This is the third project of the Udacity Nanodegree Program "Full Stack Web Developer". This code is a reporting tool that summarizes data from a large newspaper website database (which was provided by Udacity) using Python and PostgreSQL. In particular, the following three questions are answered:
- What are the most popular three articles of all time?
- Who are the most popular article authors of all time?
- On which days did more than 1% of requests lead to errors?
- log_analysis.py: This file contains the python source code
- results.txt: This is the output that is created by log_analysis.py
The database was provided by Udacity and was meant to represent the database of a newspaper website. It was structured as follows:
Table: articles -- 6 columns, 8 rows
| author | title | slug | lead | body | time | id |
|---|---|---|---|---|---|---|
| integer | text | text | text | text | timestamp with timezone | integer |
Table: authors -- 3 columns, 4 rows
| name | bio | id |
|---|---|---|
| text | text | integer |
Table: log -- 6 columns, 1,677,735 rows
| path | ip | method | status | time | id |
|---|---|---|---|---|---|
| text | inet | text | text | timestamp with timezone | integer |
Please note: This code requires a working Python installation as well as a working PostgreSQL installation. The Python version used for this project is 2.7.12, which can be found here and the PostgreSQL version used for this project is 9.5.9, which can be found here.

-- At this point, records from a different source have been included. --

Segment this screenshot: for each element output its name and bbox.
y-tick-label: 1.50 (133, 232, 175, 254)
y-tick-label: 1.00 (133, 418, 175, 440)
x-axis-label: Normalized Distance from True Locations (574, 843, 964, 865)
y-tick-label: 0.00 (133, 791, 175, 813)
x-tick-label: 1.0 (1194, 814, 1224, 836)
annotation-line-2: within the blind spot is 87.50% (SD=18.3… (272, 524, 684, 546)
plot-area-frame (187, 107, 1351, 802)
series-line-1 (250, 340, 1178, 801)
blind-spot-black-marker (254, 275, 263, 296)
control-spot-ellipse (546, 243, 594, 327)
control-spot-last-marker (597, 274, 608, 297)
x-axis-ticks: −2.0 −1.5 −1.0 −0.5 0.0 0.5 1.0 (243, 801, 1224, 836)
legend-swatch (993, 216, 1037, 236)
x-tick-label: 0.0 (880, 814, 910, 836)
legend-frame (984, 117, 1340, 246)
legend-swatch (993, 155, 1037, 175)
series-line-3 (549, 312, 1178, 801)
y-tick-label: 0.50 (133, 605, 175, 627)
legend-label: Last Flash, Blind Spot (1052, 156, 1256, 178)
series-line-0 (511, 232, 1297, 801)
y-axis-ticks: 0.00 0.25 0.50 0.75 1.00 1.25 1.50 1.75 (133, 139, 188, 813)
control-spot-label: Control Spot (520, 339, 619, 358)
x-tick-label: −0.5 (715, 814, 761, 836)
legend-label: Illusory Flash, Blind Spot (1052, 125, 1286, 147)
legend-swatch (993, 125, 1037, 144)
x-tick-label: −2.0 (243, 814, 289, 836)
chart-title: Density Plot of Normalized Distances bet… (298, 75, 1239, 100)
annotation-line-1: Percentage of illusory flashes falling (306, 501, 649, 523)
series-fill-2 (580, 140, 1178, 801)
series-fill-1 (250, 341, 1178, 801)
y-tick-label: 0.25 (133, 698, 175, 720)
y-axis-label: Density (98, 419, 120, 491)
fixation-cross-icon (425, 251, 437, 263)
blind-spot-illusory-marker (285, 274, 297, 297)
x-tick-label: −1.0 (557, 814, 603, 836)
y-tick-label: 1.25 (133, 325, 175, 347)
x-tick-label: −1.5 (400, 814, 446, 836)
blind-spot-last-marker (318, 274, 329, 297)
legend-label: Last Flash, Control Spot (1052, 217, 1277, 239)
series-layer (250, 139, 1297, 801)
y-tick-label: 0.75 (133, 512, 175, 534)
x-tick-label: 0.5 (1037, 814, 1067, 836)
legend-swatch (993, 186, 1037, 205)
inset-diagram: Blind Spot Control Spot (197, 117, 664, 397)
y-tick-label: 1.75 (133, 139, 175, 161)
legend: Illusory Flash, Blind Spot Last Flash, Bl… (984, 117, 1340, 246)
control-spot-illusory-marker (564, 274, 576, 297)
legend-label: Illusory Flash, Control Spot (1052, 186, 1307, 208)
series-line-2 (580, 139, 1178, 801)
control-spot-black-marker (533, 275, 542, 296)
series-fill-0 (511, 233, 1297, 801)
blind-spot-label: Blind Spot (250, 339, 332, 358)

- Download all files and save them within the same folder
- Download the database from here
- Load the data into your local database with
psql -d news -f newsdata.sql - Create the views for the database (see below!)
- Chose one of the two possibilities described below to run the code
- Open a terminal
- Change the directory (using cd) to access the folder, in which you saved the files
- Type
python log_analysis.py
- Open Python IDLE (it is automatically installed with the Python installation)
- Open the file log_analysis.py
- Run the code by pressing F5
In this project several views were created in order to solve the questions. In the following paragraphs, all views are presented in detail.
! Note that you have to create these views in order to run the code !
- Open a terminal
- Connect to your database by typing
psql -d news - Copy and paste the following SQL queries and run them in your database.
CREATE VIEW article_views AS
SELECT article.title, count(*) as views
FROM articles JOIN log ON log.path = '/article/' || articles.slug
GROUP BY article.title
ORDER BY views DESC;
CREATE VIEW name_title AS
SELECT name, title
FROM articles, authors
WHERE author = authors.id;
CREATE VIEW errors AS
SELECT date_trunc('day', time) AS day, count(*) as errors
FROM log
WHERE status != '200 OK'
GROUP BY day;
CREATE VIEW ok AS
SELECT date_trunc('day', time) AS day, count(*) as ok
FROM log
WHERE status = '200 OK'
GROUP BY day;
CREATE VIEW status AS
SELECT to_char(ok.day, 'FMMonth FMDD, YYYY') AS day, ok, errors
FROM errors, ok
WHERE ok.day = errors.day;
If running the code in the terminal throws an error, reinstall Python and make sure to select Add python.exe to Path during installation.
If the results are not shown correctly, make sure that you have created ALL views as desribed above.